French military officer (1884–1970)

Louis Marie Koeltz (Besançon, 30 September 1884 – Paris, 27 May 1970) was a French Lieutenant General in World War II.

== Biography ==
Of Alsatian origin, Koeltz was born in Besançon, as his father, a brigadier in the gendarmerie, chose to leave Alsace-Lorraine which had become controlled by the Germans in 1871. He decided to obtain the French nationality in 1903, at the age of 18. He graduated from the École militaire in Paris in 1913. He then served as a general staff officer in World War I. From 1926 to 1935, Koeltz was employed in the intelligence service of the French General Staff and was appointed Brigadier General in 1937.

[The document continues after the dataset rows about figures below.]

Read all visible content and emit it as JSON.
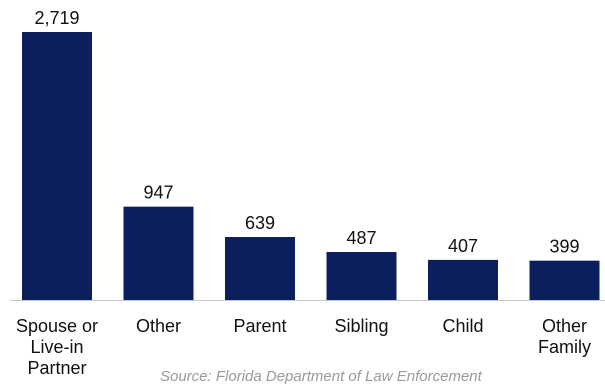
{
  "chart_data": {
    "type": "bar",
    "categories": [
      [
        "Spouse or",
        "Live-in",
        "Partner"
      ],
      [
        "Other"
      ],
      [
        "Parent"
      ],
      [
        "Sibling"
      ],
      [
        "Child"
      ],
      [
        "Other",
        "Family"
      ]
    ],
    "values": [
      2719,
      947,
      639,
      487,
      407,
      399
    ],
    "value_labels": [
      "2,719",
      "947",
      "639",
      "487",
      "407",
      "399"
    ],
    "title": "",
    "xlabel": "",
    "ylabel": "",
    "ylim": [
      0,
      2719
    ],
    "grid": false,
    "bar_color": "#0b1f5c",
    "axis_color": "#c8c8c8"
  },
  "source": "Source: Florida Department of Law Enforcement"
}
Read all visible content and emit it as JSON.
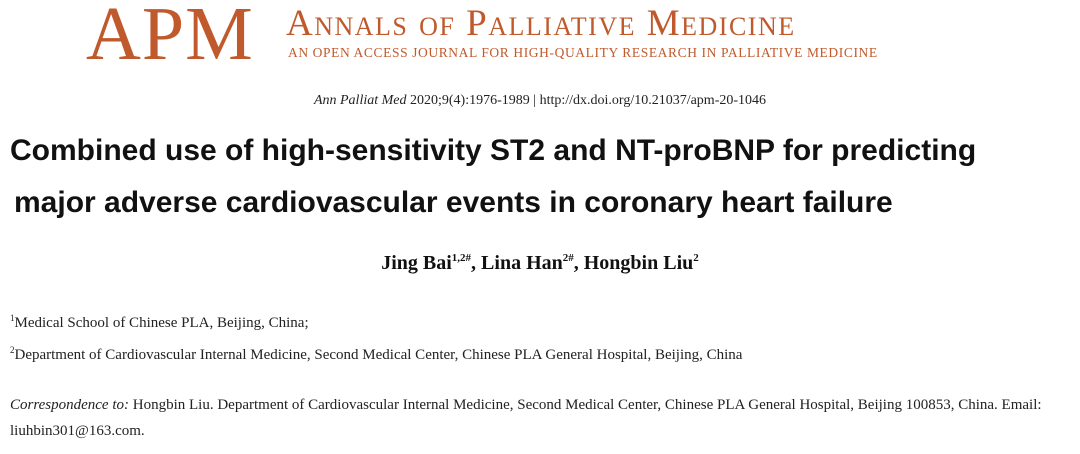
{
  "masthead": {
    "logo": "APM",
    "journal_name": "Annals of Palliative Medicine",
    "tagline": "AN OPEN ACCESS JOURNAL FOR HIGH-QUALITY RESEARCH IN PALLIATIVE MEDICINE",
    "brand_color": "#c05a2c"
  },
  "citation": {
    "journal": "Ann Palliat Med",
    "details": " 2020;9(4):1976-1989 | http://dx.doi.org/10.21037/apm-20-1046"
  },
  "title": {
    "line1": "Combined use of high-sensitivity ST2 and NT-proBNP for predicting",
    "line2": "major adverse cardiovascular events in coronary heart failure"
  },
  "authors": [
    {
      "name": "Jing Bai",
      "sup": "1,2#",
      "sep": ", "
    },
    {
      "name": "Lina Han",
      "sup": "2#",
      "sep": ", "
    },
    {
      "name": "Hongbin Liu",
      "sup": "2",
      "sep": ""
    }
  ],
  "affiliations": [
    {
      "num": "1",
      "text": "Medical School of Chinese PLA, Beijing, China;"
    },
    {
      "num": "2",
      "text": "Department of Cardiovascular Internal Medicine, Second Medical Center, Chinese PLA General Hospital, Beijing, China"
    }
  ],
  "correspondence": {
    "label": "Correspondence to:",
    "text": " Hongbin Liu. Department of Cardiovascular Internal Medicine, Second Medical Center, Chinese PLA General Hospital, Beijing 100853, China. Email: liuhbin301@163.com."
  }
}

At the outbreak of World War II, he was Vice Chief of Operations at the Grand Quartier Général. Following the French capitulation, he became Director of the Services de l'Armistice on 25 June 1940. After joining the Vichy Army, he was promoted to Lieutenant General in May 1941 and in September, Koeltz was appointed commander of the 19th Military Region, which later became 19th Army Corps, and was stationed in French Algeria.

When the Allied forces landed in Algeria, Koeltz first refused to join the Allies, and was arrested during the night by Colonel Germain Jousse, the head of the 3rd office of his staff. He was released later that day, to take part in the Franco-American negotiations. The ceasefire was signed on 10 November 1942 at 10 a.m. He then participated with his Corps against the Germans and Italians in the Tunisian campaign, taking 31,000 prisoners in May 1943. On 30 September 1943, he was put into the reserve.

After the war, he was a government representative for France in the Allied Control Council (1945–1946) in occupied post-war Germany. In 1946, he was appointed Grand Officer of the Legion of Honor and discharged from the Army. He died at his home in Paris on 27 May 1970, and was buried in Essey-les-Nancy.